I expect a model trained for legal usage can already do this without hallucinating. Basically the research now being done by junior lawyers. Just don’t ask it to come up with something new and you still need to check its work.
It’s not really that complicated. LLMs are auto-regressive, which means that they build up long outputs one step at a time. Each word that is generated is added to the end of the input to form the input used to generate the next word. One consequence is that it can generate itself into a dead-end, where it doesn’t know how to continue. If it inserts a footnote reference, it knows it has to complete the reference, but if it doesn’t know what citation is correct, the best it can do is create something that structurally looks like a citation, even if it isn’t real.
In all likelihood, the model “realizes” that it’s in trouble (i.e., it doesn’t have a strong preference for what comes next), but it doesn’t have the option to go back and skip the citation.
8/ Limitations: A typical 2-year-old’s vocabulary and word learning skills are still out of reach for the current version of CVCL. What else is missing? Note that the modeling, and the data, are inherently limited compared to children’s actual experiences and capabilities.
CVCL has no taste, touch, smell.
CVCL learns passively compared to a child’s fundamentally active and embodied experiences.
CVCL has no social cognition: it doesn’t explicitly perceive desires, goals,or social cues from others, nor is it motivated by wants and doesn’t realize language is a means of achieving wants (like cheerios!).

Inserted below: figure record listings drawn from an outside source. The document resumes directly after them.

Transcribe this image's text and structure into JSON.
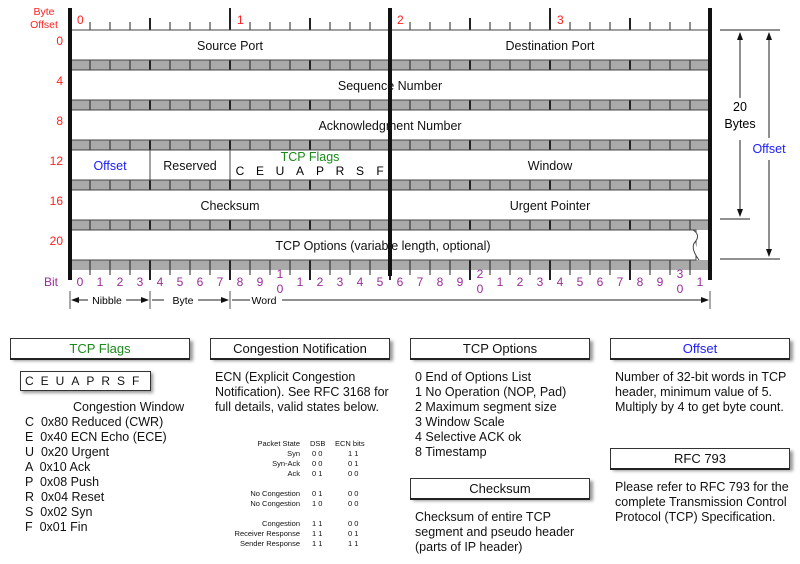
{
  "colors": {
    "byte": "#ff2020",
    "bit": "#992d99",
    "offset": "#1a1aff",
    "flags": "#1a8a1a"
  },
  "header": {
    "byte_offset_label": "Byte Offset",
    "bit_label": "Bit",
    "byte_numbers": [
      "0",
      "1",
      "2",
      "3"
    ],
    "row_offsets": [
      "0",
      "4",
      "8",
      "12",
      "16",
      "20"
    ],
    "bit_labels": [
      "0",
      "1",
      "2",
      "3",
      "4",
      "5",
      "6",
      "7",
      "8",
      "9",
      "1\n0",
      "1",
      "2",
      "3",
      "4",
      "5",
      "6",
      "7",
      "8",
      "9",
      "2\n0",
      "1",
      "2",
      "3",
      "4",
      "5",
      "6",
      "7",
      "8",
      "9",
      "3\n0",
      "1"
    ]
  },
  "fields": {
    "source_port": "Source Port",
    "destination_port": "Destination Port",
    "sequence_number": "Sequence Number",
    "ack_number": "Acknowledgment Number",
    "offset": "Offset",
    "reserved": "Reserved",
    "tcp_flags": "TCP Flags",
    "flag_letters": "C E U A P R S F",
    "window": "Window",
    "checksum": "Checksum",
    "urgent_pointer": "Urgent Pointer",
    "options": "TCP Options (variable length, optional)"
  },
  "scale": {
    "nibble": "Nibble",
    "byte": "Byte",
    "word": "Word",
    "bytes20": "20",
    "bytes20_unit": "Bytes",
    "offset": "Offset"
  },
  "flags_section": {
    "title": "TCP Flags",
    "letters": "CEUAPRSF",
    "window_title": "Congestion Window",
    "items": [
      "C  0x80 Reduced (CWR)",
      "E  0x40 ECN Echo (ECE)",
      "U  0x20 Urgent",
      "A  0x10 Ack",
      "P  0x08 Push",
      "R  0x04 Reset",
      "S  0x02 Syn",
      "F  0x01 Fin"
    ]
  },
  "congestion": {
    "title": "Congestion Notification",
    "text": "ECN (Explicit Congestion Notification).  See RFC 3168 for full details, valid states below.",
    "table_headers": [
      "Packet State",
      "DSB",
      "ECN bits"
    ],
    "rows": [
      [
        "Syn",
        "0 0",
        "1 1"
      ],
      [
        "Syn-Ack",
        "0 0",
        "0 1"
      ],
      [
        "Ack",
        "0 1",
        "0 0"
      ],
      [
        "No Congestion",
        "0 1",
        "0 0"
      ],
      [
        "No Congestion",
        "1 0",
        "0 0"
      ],
      [
        "Congestion",
        "1 1",
        "0 0"
      ],
      [
        "Receiver Response",
        "1 1",
        "0 1"
      ],
      [
        "Sender Response",
        "1 1",
        "1 1"
      ]
    ]
  },
  "options_section": {
    "title": "TCP Options",
    "items": [
      "0 End of Options List",
      "1 No Operation (NOP, Pad)",
      "2 Maximum segment size",
      "3 Window Scale",
      "4 Selective ACK ok",
      "8 Timestamp"
    ]
  },
  "checksum_section": {
    "title": "Checksum",
    "text": "Checksum of entire TCP segment and pseudo header (parts of IP header)"
  },
  "offset_section": {
    "title": "Offset",
    "text": "Number of 32-bit words in TCP header, minimum value of 5.  Multiply by 4 to get byte count."
  },
  "rfc_section": {
    "title": "RFC 793",
    "text": "Please refer to RFC 793 for the complete Transmission Control Protocol (TCP) Specification."
  }
}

This is where it gets fascinating to me and feels like the first baby step (hah) to some kind of real human-like AI. It would need to have a massive embedded codebase just for facial expressions. Smell, touch and taste would be awesome. And you’d need to artificially create wants and desires. And then Skynet here we come!
Also, internal states like balance, hunger, pain, temperature. Action/reaction from manipulation of the environment. Still, this is a genuinely interesting experiment.
Marcus is pro-AI, he just believes that deep learning needs to be united with logic-based “traditional” AI systems. (His views are much more informed and nuanced than this.) His substack is quite good and I believe free.
Though I’m unfortunately out of my depth these days (despite having studied with some neural net pioneers in the 90s), I would think that logic should be capturable in neural net representations, not hard coded. I suspect that if you can implement neural nets that do hierarchical categorization and inference with venn diagrams, you can get standard inferential logic from such a system.